Joerg posted the following:
Photography at night might be technically challenging, but I'm always a bit of a loss as to what to make of it: This is what things look at night. But then the point is... what? Anyway, check out Levi Wedel's site for a lot of night photography.
Now, to just throw out a statement like that and not have any kind of follow up seems a bit silly (and borderline authoritarian - "What I say goes.) although I will give him credit for phrasing it as a question.
To simply discount night photography as technically challenging and a gimmick is illogical to me. Why not discount daytime photography (also technically challenging - in fact more so for me, as I've got the night thing pretty much down by now, though it did take quite a bit of work to get to where I am)?
Had Joerg said the following, we'd have all been thinking he's a bit loony:
"So this is what things look like in the daytime. But the point is ...what?"

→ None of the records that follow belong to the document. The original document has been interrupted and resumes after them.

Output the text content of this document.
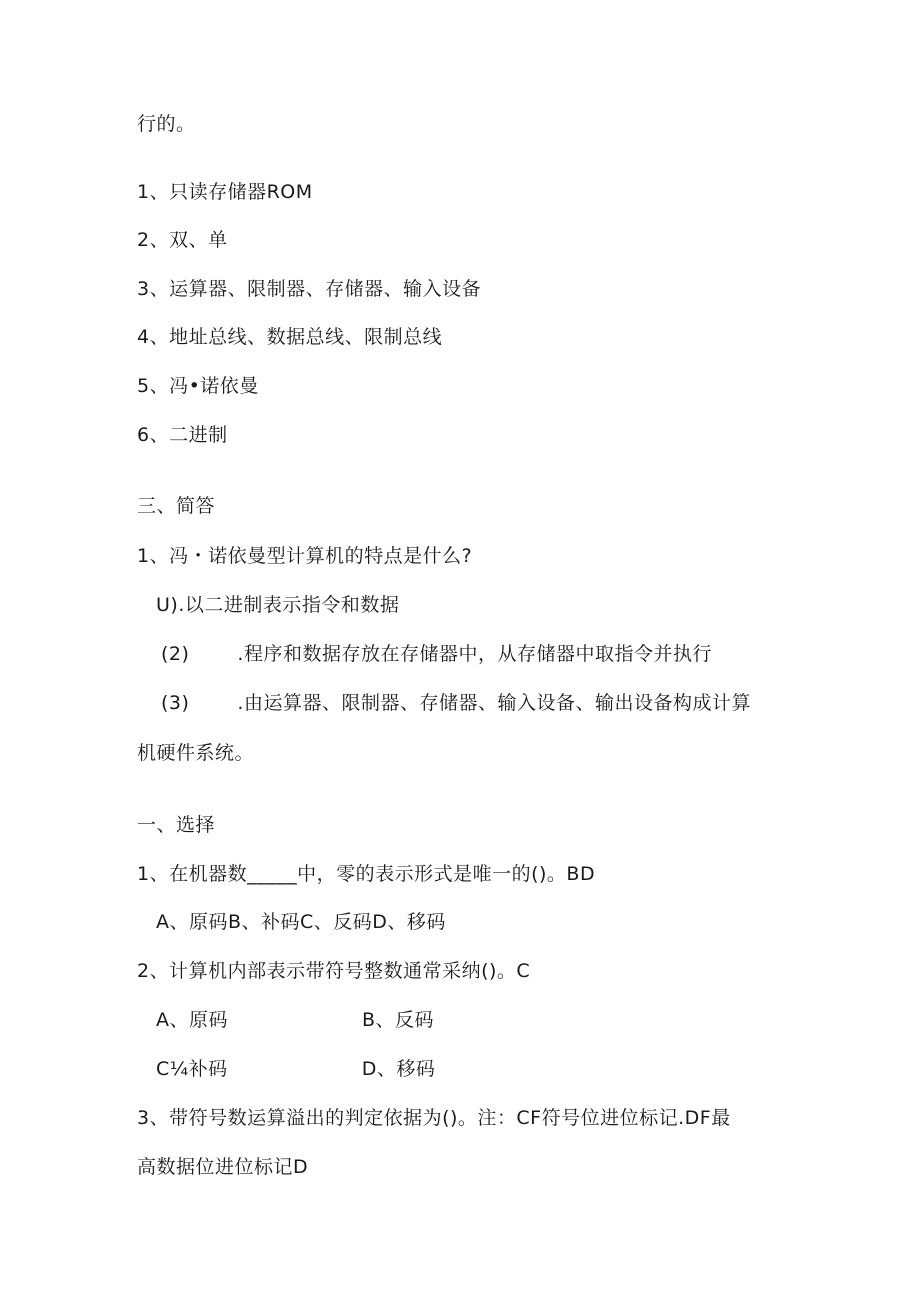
行的。
1、只读存储器ROM
2、双、单
3、运算器、限制器、存储器、输入设备
4、地址总线、数据总线、限制总线
5、冯•诺依曼
6、二进制
三、简答
1、冯・诺依曼型计算机的特点是什么?
U).以二进制表示指令和数据
(2)	.程序和数据存放在存储器中，从存储器中取指令并执行
(3)	.由运算器、限制器、存储器、输入设备、输出设备构成计算
机硬件系统。
一、选择
1、在机器数_____中，零的表示形式是唯一的()。BD
A、原码B、补码C、反码D、移码
2、计算机内部表示带符号整数通常采纳()。C
A、原码	B、反码
C¼补码	D、移码
3、带符号数运算溢出的判定依据为()。注：CF符号位进位标记.DF最
高数据位进位标记D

Well, night is the yang to daylight's yin, the black to its white, so conversely the statement is equally silly. Certain things happen in the daytime, which has a specific mood or moods and others at night, which has it's own unique feel or mood. Why discount the exploration of roughly 1/3rd of our life on this planet?
Knowing that Joerg favors portraiture, I could turn his simplification to that genre:
"So this is what these people look like. But the point is...what?"
The answer, I think, to all of these parallel questions and for any type or genre of photography is that the point is what the photographer chooses to explore within the genre and show to the viewer. The deliberate selection by the photographer of subject matter and the way he chooses to portray it, in which order etc. is the point - the idea behind the work and its beauty -the voice given to it by the photographer and the feelings or ideas the work raises in the viewer.
It matters not whether one shoots in the daytime, at night or in caves - landscapes, portraiture etc. To simply discount an entire genre is a bit far-fetched. We should be asking, as Joerg did, "But the point is...what?" about every type of photography. Equally.